7 Audrey Niffenegger
Audrey Niffenegger may be best known in America for the international best seller “The Time Traveler’s Wife” and the film production of the same name, but Chicagoans know her as well for her work in book, paper and print art, which she has displayed at Printworks Gallery since 1987. A longtime resident of Evanston, Niffenegger studied printmaking at the School of the Art Institute, and received her MFA from Northwestern University’s Department of Art Theory and Practice. Niffenegger was among the original founders of Columbia College’s Center for Book and Paper Arts, where she taught for many years. Niffenegger released her second novel, “Her Fearful Symmetry,” in 2009. Her visual novels include “The Three Incestuous Sisters” (2005), “The Adventuress” (2006) and “The Night Bookmobile” (2010), a serialized graphic novel published in the London Guardian. She is currently at work on several projects, including a ballet with Royal Opera House Ballet choreographer Wayne McGregor, which is set to premiere in London in May 2013, her next novel, “The Chinchilla Girl in Exile,” and a screenplay of “Her Fearful Symmetry.”
8 Adam Levin
After his 2010 “The Instructions” brought about comparisons to David Foster Wallace and Philip Roth, Adam Levin’s next book needed to make a sizable splash. And that it did. “Hot Pink,” a collection of gritty short stories released from McSweeney’s in March, shows off Levin’s greatest talents: sharp storytelling and a ferocious capacity for imagining the bizarre.
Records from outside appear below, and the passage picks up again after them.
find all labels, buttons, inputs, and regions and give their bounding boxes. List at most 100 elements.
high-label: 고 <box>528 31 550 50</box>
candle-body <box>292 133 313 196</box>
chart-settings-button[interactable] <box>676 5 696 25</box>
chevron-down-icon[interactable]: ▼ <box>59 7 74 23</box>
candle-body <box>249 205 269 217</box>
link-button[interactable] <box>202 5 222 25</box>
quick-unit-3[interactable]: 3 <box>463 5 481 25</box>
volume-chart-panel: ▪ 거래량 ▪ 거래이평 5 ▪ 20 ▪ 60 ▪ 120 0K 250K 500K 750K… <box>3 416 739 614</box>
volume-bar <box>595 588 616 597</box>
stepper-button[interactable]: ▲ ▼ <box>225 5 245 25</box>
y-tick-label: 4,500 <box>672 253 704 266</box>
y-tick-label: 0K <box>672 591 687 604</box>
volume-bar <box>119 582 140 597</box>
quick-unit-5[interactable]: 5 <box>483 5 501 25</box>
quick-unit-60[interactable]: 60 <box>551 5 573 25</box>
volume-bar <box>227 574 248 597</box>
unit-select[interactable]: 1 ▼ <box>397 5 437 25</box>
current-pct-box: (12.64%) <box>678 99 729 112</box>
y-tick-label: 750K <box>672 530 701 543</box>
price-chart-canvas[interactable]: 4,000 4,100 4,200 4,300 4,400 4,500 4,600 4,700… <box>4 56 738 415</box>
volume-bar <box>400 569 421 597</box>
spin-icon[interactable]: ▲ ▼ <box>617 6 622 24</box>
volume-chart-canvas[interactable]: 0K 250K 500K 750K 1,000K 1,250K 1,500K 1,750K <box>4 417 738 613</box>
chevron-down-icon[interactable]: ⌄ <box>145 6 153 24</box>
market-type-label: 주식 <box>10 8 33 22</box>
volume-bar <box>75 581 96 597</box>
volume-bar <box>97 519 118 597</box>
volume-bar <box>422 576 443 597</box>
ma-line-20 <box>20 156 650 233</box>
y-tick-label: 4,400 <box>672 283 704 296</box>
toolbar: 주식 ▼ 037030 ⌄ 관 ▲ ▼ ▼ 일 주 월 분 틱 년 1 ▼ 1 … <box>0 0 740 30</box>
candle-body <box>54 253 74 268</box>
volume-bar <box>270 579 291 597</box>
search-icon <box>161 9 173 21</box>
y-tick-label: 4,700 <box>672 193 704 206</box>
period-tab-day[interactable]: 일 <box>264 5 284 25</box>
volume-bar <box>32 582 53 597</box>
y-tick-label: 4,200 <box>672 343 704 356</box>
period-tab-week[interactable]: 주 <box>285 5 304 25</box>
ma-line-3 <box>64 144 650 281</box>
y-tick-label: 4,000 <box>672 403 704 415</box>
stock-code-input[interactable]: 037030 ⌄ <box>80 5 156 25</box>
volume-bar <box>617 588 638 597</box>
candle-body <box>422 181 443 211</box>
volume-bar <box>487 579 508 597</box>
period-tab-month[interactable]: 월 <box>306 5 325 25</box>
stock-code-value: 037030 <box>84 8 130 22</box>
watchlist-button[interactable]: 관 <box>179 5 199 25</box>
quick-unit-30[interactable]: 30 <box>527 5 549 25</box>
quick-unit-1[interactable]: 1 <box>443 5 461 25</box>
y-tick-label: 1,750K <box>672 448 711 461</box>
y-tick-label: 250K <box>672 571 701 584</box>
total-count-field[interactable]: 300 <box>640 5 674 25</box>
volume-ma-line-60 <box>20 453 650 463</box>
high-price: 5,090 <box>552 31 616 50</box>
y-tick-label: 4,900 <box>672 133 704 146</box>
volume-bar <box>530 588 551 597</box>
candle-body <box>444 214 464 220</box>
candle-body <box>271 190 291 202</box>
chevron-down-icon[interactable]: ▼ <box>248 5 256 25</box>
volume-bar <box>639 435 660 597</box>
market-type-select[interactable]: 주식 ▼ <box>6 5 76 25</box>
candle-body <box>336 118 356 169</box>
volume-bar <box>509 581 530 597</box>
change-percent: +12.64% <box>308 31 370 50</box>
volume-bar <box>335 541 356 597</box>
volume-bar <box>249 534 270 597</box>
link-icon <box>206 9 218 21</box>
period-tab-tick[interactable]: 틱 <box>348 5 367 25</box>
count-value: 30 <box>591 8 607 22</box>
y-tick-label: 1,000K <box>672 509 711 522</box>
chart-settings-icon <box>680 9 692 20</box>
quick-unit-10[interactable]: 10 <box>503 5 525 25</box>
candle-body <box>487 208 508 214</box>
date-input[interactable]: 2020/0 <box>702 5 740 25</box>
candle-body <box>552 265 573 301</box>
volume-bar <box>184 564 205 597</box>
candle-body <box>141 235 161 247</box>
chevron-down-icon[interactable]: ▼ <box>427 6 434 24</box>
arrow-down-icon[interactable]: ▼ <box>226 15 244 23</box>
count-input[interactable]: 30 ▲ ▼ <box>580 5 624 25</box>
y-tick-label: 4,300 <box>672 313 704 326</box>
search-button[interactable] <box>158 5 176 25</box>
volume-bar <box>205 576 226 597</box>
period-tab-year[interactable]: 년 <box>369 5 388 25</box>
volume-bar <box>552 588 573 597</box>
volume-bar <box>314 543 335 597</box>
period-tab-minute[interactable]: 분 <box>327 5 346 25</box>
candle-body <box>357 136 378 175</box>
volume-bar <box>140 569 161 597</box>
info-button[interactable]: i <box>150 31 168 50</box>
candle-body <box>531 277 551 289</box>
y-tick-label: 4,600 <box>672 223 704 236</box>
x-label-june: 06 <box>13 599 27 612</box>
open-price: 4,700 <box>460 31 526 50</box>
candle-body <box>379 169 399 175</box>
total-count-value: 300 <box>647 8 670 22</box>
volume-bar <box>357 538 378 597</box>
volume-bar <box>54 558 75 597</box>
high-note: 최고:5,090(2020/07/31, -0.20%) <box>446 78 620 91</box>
Levin is also the recipient of the New York Public Library’s Young Lions Award and the Joyce Carol Oates Fiction Prize. He teaches Creative Writing and Literature at the School of the Art Institute. Regarding future projects, Levin says, “I’m working on fiction, though it’s hard to tell what form yet. Hopefully a short novel.” Well, okay. Be vague and mysterious all you want, Mr. Levin. We’ll still read your books.
9 Carol Anshaw
Just about twenty years after her “Aquamarine” put her on the emerging-novelist watch list, “Carry the One” has announced Carol Anshaw’s fully formed moment. Already in its fifth printing since its release this spring, “Carry the One” has earned not only the best reviews of Anshaw’s career, but also the highest profile with The New York Times tackling it twice and Entertainment Weekly giving it the full-page “A” treatment. It’s a particularly satisfying outcome, since this particular novel, ten years in the making, proved especially vexing to get published, requiring a change of agents, a change of voice (to past tense) and the expungement of about a hundred pages. Adding compliment to good fortune, this fall, her story “The Last Speaker of the Language” will be included in the 2012 edition of “The Best American Short Stories.” Anshaw, who used to pen young-adult novels and book reviews and whatever it took to finance her fiction writing, can now choose her pleasures. When she’s not mentoring a new generation of writers in her role as an adjunct professor in the MFA writing program at the School of the Art Institute, she’s painting or spending time in the Amsterdam apartment she shares with her partner, the filmmaker Jessie Ewing.
10 Alex Kotlowitz
Though it’s been a while since Alex Kotlowitz’s published a book, the author of “There Are No Children Here” and “Never A City So Real” has been anything but invisible, enjoying a recent surge in acclaim in a new vocation as filmmaker. After his story about an innovative Chicago antiviolence project called CeaseFire ran in The New York Times Magazine, he partnered with filmmaker Steve James (“Hoop Dreams”) to turn it into a documentary. The resulting film has been the talk of the doc circuit ever since, with the added notoriety that it got more attention for being snubbed by the Academy Awards than if it’d won an Oscar. Kotlowitz seems to have caught the movie bug, at least a bit. He’s at work now on a screenplay based on his New Yorker piece about bank thieves entitled “The Trenchcoat Robbers.”